Why not sell them (devoting the proceeds to scholarships for BAME students, of course) to a collector who will create a sculpture park centred round an agora for free debate and devoted to the enlightened understanding of history? One of the great English estates funded by slave-trade profits — Harewood in Yorkshire comes to mind — could provide the site. All we need is a rich philanthropist to fund the project: Mr Crow, can you help?
It’s depressing to see other countries emerging from lockdown with so much more confidence and good order than our own gripless government seems capable of mustering. The economic damage of the schools fiasco cannot now be undone. If the two-metre ‘guideline’ is not eased soon it will cause huge loss of output and jobs for little gain in public safety. Our hospitality sector watches in despair as its peers elsewhere get back to business. But my call for readers’ reopened restaurant tips from foreign parts suggests one trend that’s likely to be common everywhere this summer: hostility to visitors, however much they’re ready to spend.
Just as the Sunday Times predicts a boiling over of ‘long-simmering tensions between locals and the 4×4 driving, Boden-clad brigade’ in Cornwall, so I hear from Santa Barbara, California (where Brophy Bros is the top seafood spot) of resentment towards New Yorkers buying holiday homes sight unseen. Likewise in southern Portugal, lobster bisque at Lagar da Mesquita in São Brás de Alportel is accompanied by ‘plenty of hating of posh Lisbonites’.

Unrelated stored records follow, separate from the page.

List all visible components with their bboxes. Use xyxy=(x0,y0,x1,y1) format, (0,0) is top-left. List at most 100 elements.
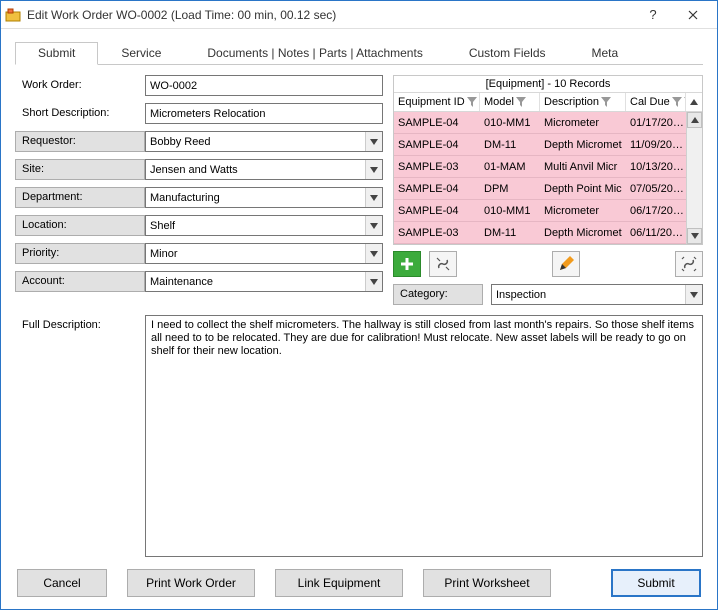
input-work-order[interactable] xyxy=(145,75,383,96)
print-worksheet-button[interactable]: Print Worksheet xyxy=(423,569,551,597)
chevron-down-icon[interactable] xyxy=(365,272,382,291)
equipment-toolbar xyxy=(393,251,703,277)
unlink-button[interactable] xyxy=(429,251,457,277)
edit-button[interactable] xyxy=(552,251,580,277)
input-department[interactable] xyxy=(146,188,365,207)
combo-priority[interactable] xyxy=(145,243,383,264)
left-column: Work Order: Short Description: Requestor… xyxy=(15,75,383,305)
scrollbar[interactable] xyxy=(686,112,702,244)
textarea-full-description[interactable] xyxy=(145,315,703,557)
chevron-down-icon[interactable] xyxy=(365,216,382,235)
cell-equipment-id: SAMPLE-03 xyxy=(394,161,480,173)
col-model[interactable]: Model xyxy=(480,93,540,111)
equipment-grid: [Equipment] - 10 Records Equipment ID Mo… xyxy=(393,75,703,245)
combo-requestor[interactable] xyxy=(145,131,383,152)
label-full-description: Full Description: xyxy=(15,315,145,335)
combo-account[interactable] xyxy=(145,271,383,292)
cell-description: Depth Micromet xyxy=(540,227,626,239)
cell-description: Depth Micromet xyxy=(540,139,626,151)
submit-button[interactable]: Submit xyxy=(611,569,701,597)
titlebar: Edit Work Order WO-0002 (Load Time: 00 m… xyxy=(1,1,717,29)
col-description[interactable]: Description xyxy=(540,93,626,111)
filter-icon[interactable] xyxy=(601,97,611,107)
cell-model: DM-11 xyxy=(480,227,540,239)
close-button[interactable] xyxy=(673,2,713,28)
chevron-down-icon[interactable] xyxy=(365,188,382,207)
equipment-grid-columns: Equipment ID Model Description Cal Due xyxy=(394,92,702,112)
chevron-down-icon[interactable] xyxy=(685,285,702,304)
input-site[interactable] xyxy=(146,160,365,179)
combo-location[interactable] xyxy=(145,215,383,236)
table-row[interactable]: SAMPLE-04010-MM1Micrometer06/17/2021 xyxy=(394,200,702,222)
table-row[interactable]: SAMPLE-0301-MAMMulti Anvil Micr10/13/202… xyxy=(394,156,702,178)
cell-equipment-id: SAMPLE-03 xyxy=(394,227,480,239)
tab-custom-fields[interactable]: Custom Fields xyxy=(446,42,569,65)
equipment-grid-body: SAMPLE-04010-MM1Micrometer01/17/2022SAMP… xyxy=(394,112,702,244)
tab-service[interactable]: Service xyxy=(98,42,184,65)
bottom-button-bar: Cancel Print Work Order Link Equipment P… xyxy=(15,569,703,599)
label-work-order: Work Order: xyxy=(15,75,145,96)
cell-description: Depth Point Mic xyxy=(540,183,626,195)
full-description-row: Full Description: xyxy=(15,315,703,557)
scroll-up-header[interactable] xyxy=(686,93,702,111)
unlink-all-button[interactable] xyxy=(675,251,703,277)
label-site[interactable]: Site: xyxy=(15,159,145,180)
cell-model: 01-MAM xyxy=(480,161,540,173)
cell-equipment-id: SAMPLE-04 xyxy=(394,139,480,151)
scroll-down-icon[interactable] xyxy=(687,228,702,244)
cell-equipment-id: SAMPLE-04 xyxy=(394,117,480,129)
tab-attachments[interactable]: Documents | Notes | Parts | Attachments xyxy=(184,42,445,65)
print-work-order-button[interactable]: Print Work Order xyxy=(127,569,255,597)
input-short-desc[interactable] xyxy=(145,103,383,124)
filter-icon[interactable] xyxy=(672,97,682,107)
combo-category[interactable] xyxy=(491,284,703,305)
chevron-down-icon[interactable] xyxy=(365,132,382,151)
label-requestor[interactable]: Requestor: xyxy=(15,131,145,152)
cell-model: DPM xyxy=(480,183,540,195)
table-row[interactable]: SAMPLE-04DPMDepth Point Mic07/05/2021 xyxy=(394,178,702,200)
tab-bar: Submit Service Documents | Notes | Parts… xyxy=(15,41,703,65)
cell-description: Micrometer xyxy=(540,117,626,129)
col-cal-due[interactable]: Cal Due xyxy=(626,93,686,111)
form-area: Work Order: Short Description: Requestor… xyxy=(15,75,703,305)
label-priority[interactable]: Priority: xyxy=(15,243,145,264)
help-button[interactable]: ? xyxy=(633,2,673,28)
label-location[interactable]: Location: xyxy=(15,215,145,236)
window-title: Edit Work Order WO-0002 (Load Time: 00 m… xyxy=(27,8,633,22)
cell-description: Micrometer xyxy=(540,205,626,217)
cell-model: DM-11 xyxy=(480,139,540,151)
table-row[interactable]: SAMPLE-03DM-11Depth Micromet06/11/2021 xyxy=(394,222,702,244)
dialog-window: Edit Work Order WO-0002 (Load Time: 00 m… xyxy=(0,0,718,610)
link-equipment-button[interactable]: Link Equipment xyxy=(275,569,403,597)
equipment-grid-title: [Equipment] - 10 Records xyxy=(394,76,702,92)
input-requestor[interactable] xyxy=(146,132,365,151)
chevron-down-icon[interactable] xyxy=(365,244,382,263)
table-row[interactable]: SAMPLE-04DM-11Depth Micromet11/09/2021 xyxy=(394,134,702,156)
input-category[interactable] xyxy=(492,285,685,304)
cell-model: 010-MM1 xyxy=(480,205,540,217)
label-account[interactable]: Account: xyxy=(15,271,145,292)
cell-equipment-id: SAMPLE-04 xyxy=(394,183,480,195)
label-department[interactable]: Department: xyxy=(15,187,145,208)
app-icon xyxy=(5,7,21,23)
combo-department[interactable] xyxy=(145,187,383,208)
cell-model: 010-MM1 xyxy=(480,117,540,129)
filter-icon[interactable] xyxy=(516,97,526,107)
tab-submit[interactable]: Submit xyxy=(15,42,98,65)
scroll-up-icon[interactable] xyxy=(687,112,702,128)
col-equipment-id[interactable]: Equipment ID xyxy=(394,93,480,111)
add-button[interactable] xyxy=(393,251,421,277)
label-short-desc: Short Description: xyxy=(15,103,145,124)
cell-equipment-id: SAMPLE-04 xyxy=(394,205,480,217)
label-category[interactable]: Category: xyxy=(393,284,483,305)
table-row[interactable]: SAMPLE-04010-MM1Micrometer01/17/2022 xyxy=(394,112,702,134)
input-location[interactable] xyxy=(146,216,365,235)
input-priority[interactable] xyxy=(146,244,365,263)
cancel-button[interactable]: Cancel xyxy=(17,569,107,597)
tab-meta[interactable]: Meta xyxy=(569,42,642,65)
cell-description: Multi Anvil Micr xyxy=(540,161,626,173)
filter-icon[interactable] xyxy=(467,97,477,107)
chevron-down-icon[interactable] xyxy=(365,160,382,179)
combo-site[interactable] xyxy=(145,159,383,180)
input-account[interactable] xyxy=(146,272,365,291)
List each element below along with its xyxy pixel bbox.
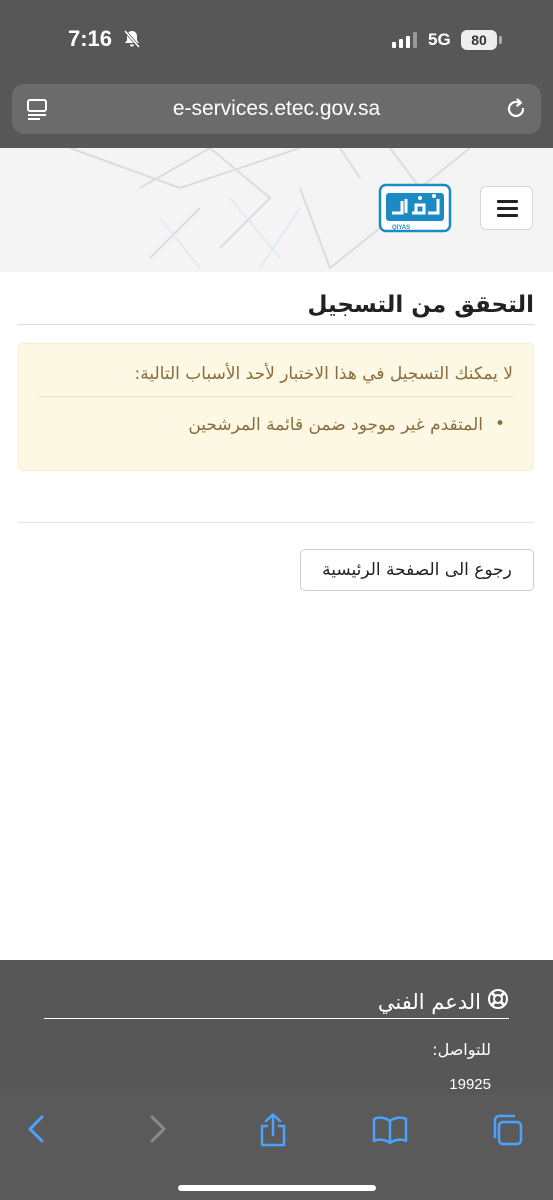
status-bar: 7:16 5G 80 bbox=[0, 0, 553, 76]
header-pattern bbox=[69, 148, 471, 270]
address-bar[interactable]: e-services.etec.gov.sa bbox=[12, 84, 541, 134]
forward-icon[interactable] bbox=[144, 1113, 170, 1149]
signal-icon bbox=[392, 32, 417, 48]
lifebuoy-icon bbox=[487, 988, 509, 1015]
battery-tip bbox=[499, 36, 502, 44]
page-title: التحقق من التسجيل bbox=[18, 292, 534, 325]
list-item: المتقدم غير موجود ضمن قائمة المرشحين bbox=[39, 414, 513, 435]
bell-slash-icon bbox=[122, 29, 142, 53]
divider bbox=[18, 522, 534, 523]
back-to-home-button[interactable]: رجوع الى الصفحة الرئيسية bbox=[300, 549, 534, 591]
site-header: QIYAS bbox=[0, 148, 553, 272]
reason-list: المتقدم غير موجود ضمن قائمة المرشحين bbox=[39, 414, 513, 435]
support-heading: الدعم الفني bbox=[378, 988, 509, 1015]
bookmarks-icon[interactable] bbox=[372, 1113, 408, 1149]
status-time: 7:16 bbox=[68, 26, 113, 51]
hamburger-icon[interactable] bbox=[480, 186, 533, 230]
reload-icon[interactable] bbox=[503, 96, 529, 126]
warning-alert: لا يمكنك التسجيل في هذا الاختبار لأحد ال… bbox=[18, 343, 534, 471]
back-icon[interactable] bbox=[24, 1113, 50, 1149]
share-icon[interactable] bbox=[256, 1113, 290, 1151]
home-indicator bbox=[178, 1185, 376, 1191]
tabs-icon[interactable] bbox=[490, 1113, 524, 1151]
battery-level: 80 bbox=[461, 30, 497, 50]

In some places, however, strife is homegrown. From Hong Kong, a habitué of Wan Chai’s lowest dives says bricks lobbed by rioters are now seen as a greater risk than Covid. And the news from Bergerac in France is that the town’s best restaurant, L’Imparfait, is still quiet but the reopening night of the ‘rather edgy’ bar opposite, Le Plus Que Parfait, descended into a drunken brawl. ‘Alors, résultat, gendarme raid and swift reclosure.’